At 09:52 PM 10/18/2010, [email protected] wrote:
In reply to Abd ul-Rahman Lomax's message of Mon, 18 Oct 2010 19:26:46 -0400:
Hi,
[snip]
>But I'll also be looking for visible light, remember when I asked if
>anyone had done that? With a microscope, in the dark? I'll also have
>a piezoelectric sensor attached to the cell. So maybe I'll get lucky.
>Light and sound won't prove "nuclear," but I don't care. If I can
>show that sound and/or light are *associated* with the reaction, I
>then may have a way to determine that the reaction is taking place
>without waiting for film to be exposed and developed.
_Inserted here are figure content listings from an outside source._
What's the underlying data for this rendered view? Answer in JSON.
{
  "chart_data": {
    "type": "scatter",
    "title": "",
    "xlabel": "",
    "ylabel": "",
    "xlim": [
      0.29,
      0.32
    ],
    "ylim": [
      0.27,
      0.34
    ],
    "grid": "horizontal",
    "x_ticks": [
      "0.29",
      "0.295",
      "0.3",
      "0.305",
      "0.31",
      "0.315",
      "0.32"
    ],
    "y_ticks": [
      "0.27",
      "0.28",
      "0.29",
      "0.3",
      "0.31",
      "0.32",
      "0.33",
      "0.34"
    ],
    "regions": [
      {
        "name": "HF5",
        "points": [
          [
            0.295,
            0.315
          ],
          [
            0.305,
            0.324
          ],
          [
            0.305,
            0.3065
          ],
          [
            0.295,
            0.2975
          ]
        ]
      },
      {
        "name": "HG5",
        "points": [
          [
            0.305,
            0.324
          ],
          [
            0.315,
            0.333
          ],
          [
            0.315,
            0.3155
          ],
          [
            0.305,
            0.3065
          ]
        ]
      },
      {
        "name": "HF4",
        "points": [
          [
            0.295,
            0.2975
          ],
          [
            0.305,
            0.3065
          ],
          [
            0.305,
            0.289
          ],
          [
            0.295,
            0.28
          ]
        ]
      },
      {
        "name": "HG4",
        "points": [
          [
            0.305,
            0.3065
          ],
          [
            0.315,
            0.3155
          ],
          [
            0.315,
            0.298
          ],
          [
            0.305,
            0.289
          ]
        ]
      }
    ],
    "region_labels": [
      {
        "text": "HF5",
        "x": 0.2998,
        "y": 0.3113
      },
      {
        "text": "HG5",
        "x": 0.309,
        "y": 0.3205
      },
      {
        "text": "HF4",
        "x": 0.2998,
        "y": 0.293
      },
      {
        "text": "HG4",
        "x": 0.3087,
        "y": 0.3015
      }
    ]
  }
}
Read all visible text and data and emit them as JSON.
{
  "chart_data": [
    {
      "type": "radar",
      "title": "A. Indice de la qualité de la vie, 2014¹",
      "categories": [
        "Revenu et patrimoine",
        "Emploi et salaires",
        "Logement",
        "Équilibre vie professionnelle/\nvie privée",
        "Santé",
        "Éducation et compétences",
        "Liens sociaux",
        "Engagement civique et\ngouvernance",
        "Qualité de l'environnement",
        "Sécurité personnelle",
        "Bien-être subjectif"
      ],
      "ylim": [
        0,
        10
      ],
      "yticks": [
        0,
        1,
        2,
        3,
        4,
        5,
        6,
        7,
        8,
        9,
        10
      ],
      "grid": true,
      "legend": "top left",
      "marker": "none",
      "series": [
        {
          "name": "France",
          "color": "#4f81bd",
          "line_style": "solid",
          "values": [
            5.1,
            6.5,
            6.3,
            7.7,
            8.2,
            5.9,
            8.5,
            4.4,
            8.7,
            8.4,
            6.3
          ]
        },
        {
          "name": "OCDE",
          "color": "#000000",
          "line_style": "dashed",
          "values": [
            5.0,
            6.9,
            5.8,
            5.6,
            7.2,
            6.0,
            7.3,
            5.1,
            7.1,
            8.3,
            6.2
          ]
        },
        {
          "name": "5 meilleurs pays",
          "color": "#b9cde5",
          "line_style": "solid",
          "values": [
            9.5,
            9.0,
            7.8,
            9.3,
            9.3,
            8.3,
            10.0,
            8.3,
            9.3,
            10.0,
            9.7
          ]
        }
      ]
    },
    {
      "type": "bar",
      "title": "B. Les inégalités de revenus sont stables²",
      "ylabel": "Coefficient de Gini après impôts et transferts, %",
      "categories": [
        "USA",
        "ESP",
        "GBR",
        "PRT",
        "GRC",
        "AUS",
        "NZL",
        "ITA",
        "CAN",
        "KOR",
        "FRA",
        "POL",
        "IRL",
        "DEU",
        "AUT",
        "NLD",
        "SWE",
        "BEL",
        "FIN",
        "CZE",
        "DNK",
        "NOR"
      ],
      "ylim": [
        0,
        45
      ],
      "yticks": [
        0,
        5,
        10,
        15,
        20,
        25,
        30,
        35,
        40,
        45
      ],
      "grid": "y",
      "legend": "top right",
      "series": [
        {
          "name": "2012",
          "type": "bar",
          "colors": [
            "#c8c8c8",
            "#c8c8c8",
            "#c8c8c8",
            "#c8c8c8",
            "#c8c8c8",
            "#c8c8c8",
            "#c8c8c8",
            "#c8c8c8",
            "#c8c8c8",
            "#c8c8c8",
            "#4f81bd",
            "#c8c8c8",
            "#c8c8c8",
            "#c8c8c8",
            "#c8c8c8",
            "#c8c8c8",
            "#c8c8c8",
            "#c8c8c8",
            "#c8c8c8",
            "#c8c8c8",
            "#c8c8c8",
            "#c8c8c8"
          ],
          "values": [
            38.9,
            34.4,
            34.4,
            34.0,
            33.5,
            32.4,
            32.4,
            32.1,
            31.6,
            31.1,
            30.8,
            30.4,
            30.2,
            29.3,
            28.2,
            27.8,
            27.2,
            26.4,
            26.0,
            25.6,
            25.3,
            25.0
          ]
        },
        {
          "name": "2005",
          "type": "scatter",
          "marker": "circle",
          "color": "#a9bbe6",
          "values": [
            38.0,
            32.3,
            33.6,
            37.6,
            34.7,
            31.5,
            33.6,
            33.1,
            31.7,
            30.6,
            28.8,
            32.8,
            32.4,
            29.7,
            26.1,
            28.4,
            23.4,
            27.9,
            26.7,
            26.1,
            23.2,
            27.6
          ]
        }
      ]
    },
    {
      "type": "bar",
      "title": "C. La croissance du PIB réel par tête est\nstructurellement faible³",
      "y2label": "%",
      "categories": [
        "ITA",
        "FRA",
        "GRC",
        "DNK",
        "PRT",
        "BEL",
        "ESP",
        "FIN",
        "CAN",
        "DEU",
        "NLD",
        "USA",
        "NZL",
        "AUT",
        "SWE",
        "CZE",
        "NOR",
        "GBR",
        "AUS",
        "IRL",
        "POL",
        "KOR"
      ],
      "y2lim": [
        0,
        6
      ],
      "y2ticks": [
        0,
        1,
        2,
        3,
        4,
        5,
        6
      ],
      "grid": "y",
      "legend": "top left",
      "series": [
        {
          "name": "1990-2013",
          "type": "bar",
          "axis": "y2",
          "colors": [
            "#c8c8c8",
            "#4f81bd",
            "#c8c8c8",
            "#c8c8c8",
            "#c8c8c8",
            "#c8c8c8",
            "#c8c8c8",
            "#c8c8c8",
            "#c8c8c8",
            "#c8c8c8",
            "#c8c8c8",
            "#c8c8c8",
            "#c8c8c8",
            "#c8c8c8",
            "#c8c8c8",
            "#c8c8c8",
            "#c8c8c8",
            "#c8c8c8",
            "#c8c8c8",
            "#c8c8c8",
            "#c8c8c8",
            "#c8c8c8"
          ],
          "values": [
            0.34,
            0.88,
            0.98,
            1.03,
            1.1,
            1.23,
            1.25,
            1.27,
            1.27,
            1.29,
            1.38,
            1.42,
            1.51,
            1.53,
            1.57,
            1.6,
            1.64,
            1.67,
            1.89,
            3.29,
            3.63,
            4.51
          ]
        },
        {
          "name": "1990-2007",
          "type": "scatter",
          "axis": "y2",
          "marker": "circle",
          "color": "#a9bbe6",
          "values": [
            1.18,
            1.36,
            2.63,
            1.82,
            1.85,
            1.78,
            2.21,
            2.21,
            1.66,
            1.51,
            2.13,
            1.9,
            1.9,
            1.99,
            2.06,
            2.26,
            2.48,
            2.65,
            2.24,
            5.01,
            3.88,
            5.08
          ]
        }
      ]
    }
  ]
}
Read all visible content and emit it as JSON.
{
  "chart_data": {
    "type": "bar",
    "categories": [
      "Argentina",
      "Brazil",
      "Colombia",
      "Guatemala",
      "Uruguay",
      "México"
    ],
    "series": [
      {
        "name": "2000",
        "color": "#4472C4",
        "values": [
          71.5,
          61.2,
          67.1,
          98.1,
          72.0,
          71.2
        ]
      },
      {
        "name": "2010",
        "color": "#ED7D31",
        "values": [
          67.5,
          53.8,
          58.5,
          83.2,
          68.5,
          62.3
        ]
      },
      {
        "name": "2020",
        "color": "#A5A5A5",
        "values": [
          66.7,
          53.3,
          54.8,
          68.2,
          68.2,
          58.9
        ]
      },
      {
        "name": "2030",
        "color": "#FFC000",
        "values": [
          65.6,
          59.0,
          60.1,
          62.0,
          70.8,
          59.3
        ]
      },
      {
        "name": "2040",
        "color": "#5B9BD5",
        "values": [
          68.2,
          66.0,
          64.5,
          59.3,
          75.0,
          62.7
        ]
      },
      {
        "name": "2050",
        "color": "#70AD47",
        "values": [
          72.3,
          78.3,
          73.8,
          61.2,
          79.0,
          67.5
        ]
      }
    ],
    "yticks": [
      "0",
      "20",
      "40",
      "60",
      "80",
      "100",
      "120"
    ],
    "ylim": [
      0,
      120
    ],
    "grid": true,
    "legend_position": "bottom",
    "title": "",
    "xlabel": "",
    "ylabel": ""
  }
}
You should look for IR. That is always associated with excess heat (by
definition).
Good point. I need to stay "cheap." Curent design has two exposed
sections of cathode wire: one is underneath the LR-115 SSNTDs, the
other is against the side around the corner of the cell where it is
fully visible to the microscope.
Because I decided to follow the Galileo protocol in terms of length
of wire, initial amounts of lithium chloride and palladium chloride,
and current profile, I went back to lots of wire length: Galileo
seems to have used roughly two inches of silver wire. So I'm using an
inch of gold (in two half-inch exposed sections) and an inch of
silver. Thus I'll be, hopefully, confirming the SPAWAR results as to
neutron emissions from gold vs. silver (certainly a mystery!).
IR emission is a great idea. So, how? I've been planning on sticking
a temperature probe in the cell, recording electrolyte temperature,
plus I'd have a probe in the air, plus another in a control cell, if
I do run a light water control. I'm still dithering on that. Mmmm...
The issue has been voltage, I was going to run the cells in series so
that the currents matched, but current regulators are cheap, and I
could adjust two regulators to match currents, that should be quite
good enough. I was worried about head room for the current
regulators, going over my power supply voltage of 20 volts. So....
glad to have this discussion, I'll need to buy some extra current
regulators, a few dollars.
This will also simplify the recording of the voltage and current data
because everything will be referenced to ground. Cool.
Now, how can I easily sense IR? Quantitative sensing is best, but
imaging could do the trick, perhaps. Ideas?
I have no idea of the IR sensitivity of the microscope imaging chip.
I also have no idea about transient response. The microscope is a
Celestron 44340.
If someone wants to design something, I could use it and credit the
design (as well as loan of equipment, if any). And I may be able to
sell it as a kit option.
(The basic kit will be just a cell, SSNTDs included, ready to pour in
the electrolyte, supplied, and go, power supply needed. Target price
for this is $100. Truly, that should be a wholesale price for this
thing to be reasonably profitable, retail might be double that. In
the original concept, "equipment," like power supply, would be
available for purchase or rental. I.e., you'd pay for it, but you'd
get your money back, minus a fee, if you return it in good condition.
The target market was high school students. But, in fact, it seems,
this may be going to grad students in certain places, and they would
have access to needed equipment, likely. My guess, as well, is that
they would buy many cells, not just one. Target price for a control
cell -- light water,everything else identical -- is $70. Because
palladium and platinum and gold are rising in market price, these
numbers may need to go a bit north. How is it that this experiment
needs the most precious of metals? Three of them! Fortunately, not much!)